Nos Açores, verifica-se uma adesão na ordem dos 70%, segundo o sindicato, mas a tutela garante que a paralisação se situa na ordem dos 38% no Serviço Regional de Saúde.

“No turno da manhã, a média dos três hospitais é de 73% e de 64% nos centros de saúde”, adiantou à Lusa o coordenador do Sindicato dos Enfermeiros Portugueses nos Açores, Francisco Branco, acrescentando que a paralisação originou “o cancelamento de tratamentos, enquanto nos blocos operatórios só estão asseguradas cirurgias com caráter urgente”.

“Nos blocos operatórios a informação que tenho é que só estão a ser asseguradas cirurgias de caráter urgente e tudo o que é programado foi e está a ser adiado”, disse.

Francisco Branco salientou que apesar da greve ser convocada no contexto nacional com “questões que decorrem de decisões do Governo central”, mas nos Açores “há em particular a questão das 35 horas para os enfermeiros que estão nos hospitais em contrato individual de trabalho”, apesar de se manifestar expectante para alcançar um acordo com a tutela na região. “Ainda não temos um acordo firmado para a região, embora estejamos no bom caminho na construção deste acordo, porque temos uma última proposta que chegou no dia 19”, explicou.

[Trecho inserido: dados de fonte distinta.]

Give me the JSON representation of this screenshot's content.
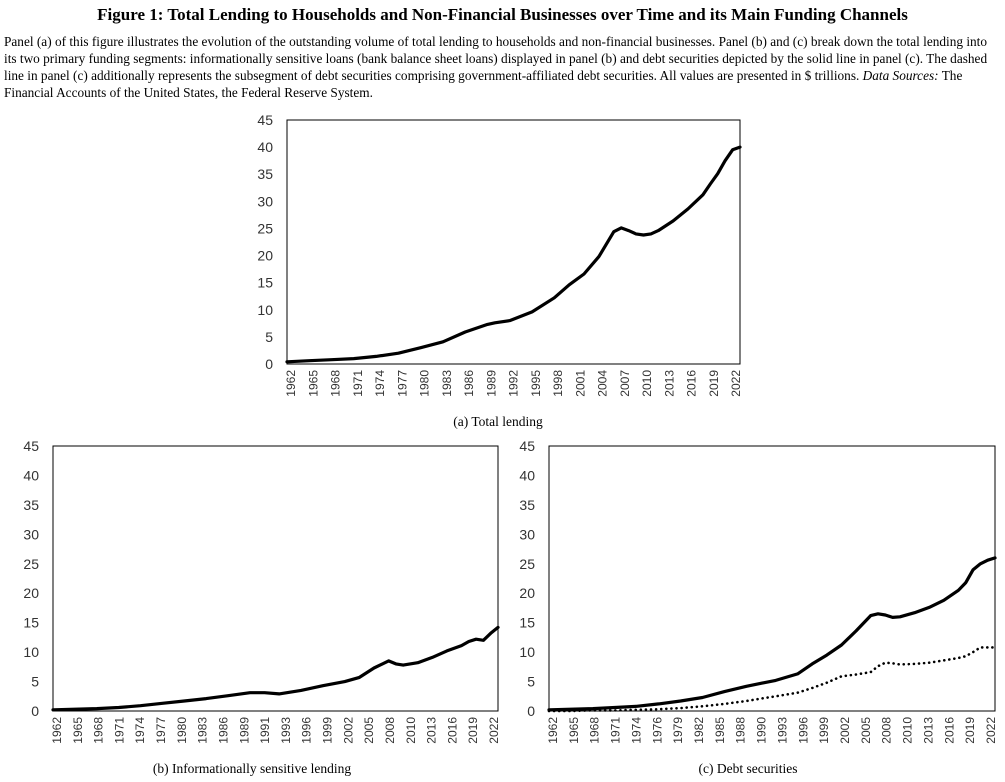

Falando aos jornalistas à porta do hospital de S. José, em Lisboa, o presidente do sindicato, José Carlos Martins, afirmou que, naquela unidade, a adesão à greve atingiu 90,3%, enquanto que no hospital de S. João, no Porto, 79% dos enfermeiros não foram trabalhar. No litoral, indicou adesão de 87%, enquanto em Leiria pararam as cirurgias e no hospital Egas Moniz, em Lisboa, a adesão no turno da manhã era de 78%.

José Carlos Martins afirmou que o governo garantiu na segunda-feira que irá concluir até final de semana as autorizações para contratar cerca de 2.000 profissionais de saúde, mas isso não satisfaz o sindicato, que fala em “vergonha e incompetência” e uma “lamentável gestão política” da passagem para as 35 horas.